As for other cluttered story elements, maybe the most egregious is the way a subplot revolving around a detective character played by Val Kilmer is awkwardly introduced into the movie. Kilmer gets only three scenes, to my recollection, in the movie none of which really introduce crucial plot details or are even just simply entertaining, and his whole character ends up just being part of some abruptly introduced tragic backstory for Katrine. Why did we need these extensive flashbacks in this story? God only knows. In a movie so scattered it may as well be a bunch of leaves on a blustery Autumn afternoon, this is maybe the most nonsensical plot detour in a movie full of ludicrous story details.

The script for The Snowman, penned by three different individuals, is just so lethargic and lacking in either thoughtfully realized characters or suspenseful sequences. Tomas Alfredson's thoroughly generic directing compounds the lack of vigor in this story. I'm so sorry Alfredson, but no matter how many times you cut to a medium shot of only a simple snowman after a brutal murder scene, that snowman just doesn't get any scarier. As for the editing (which was done by two editors, one of whom is the legendary Thelma Schoonmaker), well, it's a total disaster, with awkward transitions between scenes and even sometimes just shots being a bizarrely common occurrence. I'd say such poor editing kept taking me out of the movie but that would have required the script to have engaged me at all in the first place.

The Snowman is pretty poorly assembled, all things considered, and even worse, it can't even have the decency to at least come up with some kind of crazy twist for who the snowman killer is that could have at least capped off an otherwise torpid feature on a note of entertaining ridiculousness.
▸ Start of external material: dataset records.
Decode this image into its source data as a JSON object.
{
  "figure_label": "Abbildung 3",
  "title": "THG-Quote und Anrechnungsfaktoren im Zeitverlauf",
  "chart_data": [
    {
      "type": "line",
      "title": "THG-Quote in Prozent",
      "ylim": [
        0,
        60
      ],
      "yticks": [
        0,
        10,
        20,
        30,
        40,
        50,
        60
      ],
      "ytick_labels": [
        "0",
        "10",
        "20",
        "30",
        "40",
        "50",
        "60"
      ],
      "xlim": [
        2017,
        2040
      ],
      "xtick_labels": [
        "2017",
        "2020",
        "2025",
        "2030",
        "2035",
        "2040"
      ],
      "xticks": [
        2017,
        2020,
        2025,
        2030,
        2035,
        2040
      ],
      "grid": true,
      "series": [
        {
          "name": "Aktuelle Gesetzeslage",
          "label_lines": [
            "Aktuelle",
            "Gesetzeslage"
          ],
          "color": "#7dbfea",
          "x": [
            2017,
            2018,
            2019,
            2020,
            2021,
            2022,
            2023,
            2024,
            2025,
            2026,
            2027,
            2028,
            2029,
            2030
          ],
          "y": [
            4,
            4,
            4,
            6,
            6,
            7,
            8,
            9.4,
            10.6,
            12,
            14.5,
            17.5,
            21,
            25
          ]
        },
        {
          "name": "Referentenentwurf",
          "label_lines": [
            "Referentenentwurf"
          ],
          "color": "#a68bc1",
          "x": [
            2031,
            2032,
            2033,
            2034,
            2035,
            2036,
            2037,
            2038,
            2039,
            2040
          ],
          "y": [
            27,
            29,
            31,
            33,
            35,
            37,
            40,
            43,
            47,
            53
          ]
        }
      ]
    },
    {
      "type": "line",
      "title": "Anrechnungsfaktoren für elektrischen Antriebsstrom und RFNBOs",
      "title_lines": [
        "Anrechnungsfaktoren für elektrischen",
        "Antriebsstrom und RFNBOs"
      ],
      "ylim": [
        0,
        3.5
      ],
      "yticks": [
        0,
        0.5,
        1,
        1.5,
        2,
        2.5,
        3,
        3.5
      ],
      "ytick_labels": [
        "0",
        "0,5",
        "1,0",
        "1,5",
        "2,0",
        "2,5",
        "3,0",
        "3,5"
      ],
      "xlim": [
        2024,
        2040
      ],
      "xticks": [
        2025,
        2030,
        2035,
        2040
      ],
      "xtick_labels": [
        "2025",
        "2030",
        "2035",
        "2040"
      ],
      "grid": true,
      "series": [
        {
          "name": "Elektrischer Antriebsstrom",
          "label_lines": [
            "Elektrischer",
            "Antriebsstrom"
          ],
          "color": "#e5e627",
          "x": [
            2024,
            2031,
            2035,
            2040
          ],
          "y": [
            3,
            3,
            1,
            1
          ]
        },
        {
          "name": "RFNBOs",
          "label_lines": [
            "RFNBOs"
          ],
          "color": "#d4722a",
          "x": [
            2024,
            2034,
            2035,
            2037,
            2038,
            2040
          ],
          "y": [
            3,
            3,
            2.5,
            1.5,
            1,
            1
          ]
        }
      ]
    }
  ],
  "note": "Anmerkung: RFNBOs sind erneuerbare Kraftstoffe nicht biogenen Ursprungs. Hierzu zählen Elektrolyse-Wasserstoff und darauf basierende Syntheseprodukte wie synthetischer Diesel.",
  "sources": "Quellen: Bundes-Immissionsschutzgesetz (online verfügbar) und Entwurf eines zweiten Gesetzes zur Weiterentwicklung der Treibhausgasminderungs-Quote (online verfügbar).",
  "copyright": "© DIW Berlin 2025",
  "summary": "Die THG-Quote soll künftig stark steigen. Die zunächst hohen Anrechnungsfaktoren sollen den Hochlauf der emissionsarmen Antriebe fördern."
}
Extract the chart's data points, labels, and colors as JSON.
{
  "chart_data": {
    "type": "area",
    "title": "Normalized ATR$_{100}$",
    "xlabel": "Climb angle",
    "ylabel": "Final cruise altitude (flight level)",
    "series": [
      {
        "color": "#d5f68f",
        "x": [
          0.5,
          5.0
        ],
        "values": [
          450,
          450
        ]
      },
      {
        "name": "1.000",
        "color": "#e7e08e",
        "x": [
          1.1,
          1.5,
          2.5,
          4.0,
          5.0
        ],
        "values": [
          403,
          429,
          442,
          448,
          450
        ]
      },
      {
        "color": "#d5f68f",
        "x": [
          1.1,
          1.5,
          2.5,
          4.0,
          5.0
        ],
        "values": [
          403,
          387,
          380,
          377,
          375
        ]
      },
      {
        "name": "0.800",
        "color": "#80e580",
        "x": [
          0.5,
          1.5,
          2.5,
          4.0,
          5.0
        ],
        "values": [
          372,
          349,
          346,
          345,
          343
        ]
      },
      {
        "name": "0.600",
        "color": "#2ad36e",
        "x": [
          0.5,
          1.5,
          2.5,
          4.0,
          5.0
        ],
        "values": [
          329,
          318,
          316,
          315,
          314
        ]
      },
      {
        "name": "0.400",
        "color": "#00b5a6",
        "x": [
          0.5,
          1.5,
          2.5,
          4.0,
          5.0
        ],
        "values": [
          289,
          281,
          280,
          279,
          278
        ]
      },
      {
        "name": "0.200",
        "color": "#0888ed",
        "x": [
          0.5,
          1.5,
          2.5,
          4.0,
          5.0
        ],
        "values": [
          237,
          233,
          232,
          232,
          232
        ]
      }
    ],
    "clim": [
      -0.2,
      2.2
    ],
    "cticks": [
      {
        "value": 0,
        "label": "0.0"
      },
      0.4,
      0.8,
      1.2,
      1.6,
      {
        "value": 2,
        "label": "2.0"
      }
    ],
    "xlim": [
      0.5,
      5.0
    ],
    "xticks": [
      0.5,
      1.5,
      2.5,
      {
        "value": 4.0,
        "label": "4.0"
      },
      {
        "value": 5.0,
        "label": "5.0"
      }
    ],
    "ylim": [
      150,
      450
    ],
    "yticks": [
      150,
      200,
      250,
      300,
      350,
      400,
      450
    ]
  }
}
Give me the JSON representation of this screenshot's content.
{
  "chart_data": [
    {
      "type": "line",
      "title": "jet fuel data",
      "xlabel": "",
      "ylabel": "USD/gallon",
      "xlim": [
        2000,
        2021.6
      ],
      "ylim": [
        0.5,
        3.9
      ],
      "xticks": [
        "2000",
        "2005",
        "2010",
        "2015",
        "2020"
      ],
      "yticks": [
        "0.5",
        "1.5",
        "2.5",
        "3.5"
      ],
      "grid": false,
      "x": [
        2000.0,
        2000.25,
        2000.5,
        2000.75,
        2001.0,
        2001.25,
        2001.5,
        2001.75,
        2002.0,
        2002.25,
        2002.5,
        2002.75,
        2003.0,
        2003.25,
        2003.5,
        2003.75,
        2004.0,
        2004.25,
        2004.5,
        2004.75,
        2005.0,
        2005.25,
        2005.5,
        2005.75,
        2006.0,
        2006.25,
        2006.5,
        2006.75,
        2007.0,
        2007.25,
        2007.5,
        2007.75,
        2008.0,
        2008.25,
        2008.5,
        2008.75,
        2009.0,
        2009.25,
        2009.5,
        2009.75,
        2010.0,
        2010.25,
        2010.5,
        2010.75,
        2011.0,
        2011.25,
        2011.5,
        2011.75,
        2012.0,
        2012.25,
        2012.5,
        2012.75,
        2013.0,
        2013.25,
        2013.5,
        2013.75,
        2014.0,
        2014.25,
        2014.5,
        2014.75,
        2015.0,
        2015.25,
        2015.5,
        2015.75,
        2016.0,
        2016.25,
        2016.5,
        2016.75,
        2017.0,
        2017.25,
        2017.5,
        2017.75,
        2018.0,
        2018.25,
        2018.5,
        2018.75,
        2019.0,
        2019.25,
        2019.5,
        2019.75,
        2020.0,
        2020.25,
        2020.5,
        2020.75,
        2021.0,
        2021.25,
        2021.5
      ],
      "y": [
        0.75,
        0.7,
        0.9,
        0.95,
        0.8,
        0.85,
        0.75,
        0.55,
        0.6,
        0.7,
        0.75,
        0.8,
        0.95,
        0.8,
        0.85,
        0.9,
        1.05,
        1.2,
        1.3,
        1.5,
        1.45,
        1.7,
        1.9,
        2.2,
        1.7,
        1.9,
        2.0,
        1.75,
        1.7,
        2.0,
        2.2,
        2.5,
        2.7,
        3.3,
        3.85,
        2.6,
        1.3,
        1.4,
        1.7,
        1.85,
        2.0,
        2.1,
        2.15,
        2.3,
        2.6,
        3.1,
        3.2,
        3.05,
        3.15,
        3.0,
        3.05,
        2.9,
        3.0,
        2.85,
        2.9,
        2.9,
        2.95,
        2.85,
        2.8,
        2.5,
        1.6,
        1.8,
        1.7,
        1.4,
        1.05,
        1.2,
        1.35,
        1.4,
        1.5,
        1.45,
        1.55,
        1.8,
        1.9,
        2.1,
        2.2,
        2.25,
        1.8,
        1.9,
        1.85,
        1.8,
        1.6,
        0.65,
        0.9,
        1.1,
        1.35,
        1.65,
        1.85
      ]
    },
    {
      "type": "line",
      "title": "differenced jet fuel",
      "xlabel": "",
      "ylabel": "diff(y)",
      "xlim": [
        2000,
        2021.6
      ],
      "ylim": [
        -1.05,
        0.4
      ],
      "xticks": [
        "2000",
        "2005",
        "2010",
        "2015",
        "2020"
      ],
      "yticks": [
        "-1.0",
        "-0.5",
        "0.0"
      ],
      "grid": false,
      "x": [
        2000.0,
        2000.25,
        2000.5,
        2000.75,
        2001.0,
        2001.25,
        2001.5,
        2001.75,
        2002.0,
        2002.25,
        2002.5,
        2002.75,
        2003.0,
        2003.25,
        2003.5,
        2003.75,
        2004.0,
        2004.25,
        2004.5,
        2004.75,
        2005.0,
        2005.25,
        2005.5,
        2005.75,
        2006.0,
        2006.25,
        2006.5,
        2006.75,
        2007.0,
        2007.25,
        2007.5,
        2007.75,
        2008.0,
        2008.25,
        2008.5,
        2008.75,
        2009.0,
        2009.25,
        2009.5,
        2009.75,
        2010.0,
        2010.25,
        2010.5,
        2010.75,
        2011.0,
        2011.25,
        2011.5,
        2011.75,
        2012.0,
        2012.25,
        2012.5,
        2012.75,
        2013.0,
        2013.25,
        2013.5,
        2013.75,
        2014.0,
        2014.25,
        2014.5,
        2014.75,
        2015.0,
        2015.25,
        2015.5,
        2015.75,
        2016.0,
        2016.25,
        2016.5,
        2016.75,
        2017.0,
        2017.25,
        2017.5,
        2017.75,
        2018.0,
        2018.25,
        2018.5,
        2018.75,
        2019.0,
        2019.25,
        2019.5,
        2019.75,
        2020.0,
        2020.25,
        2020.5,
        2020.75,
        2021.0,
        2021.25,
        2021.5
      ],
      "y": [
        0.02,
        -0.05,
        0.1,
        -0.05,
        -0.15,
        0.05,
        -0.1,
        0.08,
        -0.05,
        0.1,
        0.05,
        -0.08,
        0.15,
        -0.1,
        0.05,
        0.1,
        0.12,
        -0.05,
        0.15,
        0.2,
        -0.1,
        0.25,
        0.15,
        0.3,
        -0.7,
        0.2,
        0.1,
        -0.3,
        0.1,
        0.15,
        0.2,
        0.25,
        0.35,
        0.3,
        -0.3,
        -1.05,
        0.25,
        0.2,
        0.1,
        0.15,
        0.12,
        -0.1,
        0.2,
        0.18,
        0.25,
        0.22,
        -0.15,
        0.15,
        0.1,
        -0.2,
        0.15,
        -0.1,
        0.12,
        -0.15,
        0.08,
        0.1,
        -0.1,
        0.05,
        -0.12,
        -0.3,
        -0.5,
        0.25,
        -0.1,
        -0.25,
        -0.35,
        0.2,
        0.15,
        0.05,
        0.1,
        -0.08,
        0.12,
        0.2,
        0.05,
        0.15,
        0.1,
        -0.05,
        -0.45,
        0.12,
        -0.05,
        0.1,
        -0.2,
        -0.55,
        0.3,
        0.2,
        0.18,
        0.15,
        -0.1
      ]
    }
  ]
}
But no, instead some supporting character we've seen briefly twice is awkwardly revealed to be the baddie despite no real set-up to this crucial plot point. With the benefit of hindsight, I suppose it wasn't wise to hope a movie like The Snowman that's so thoroughly plodding to pull out some kind of fun plot twist late into its third act, but hope is all ya got when you're stuck watching a movie as messy as The Snowman.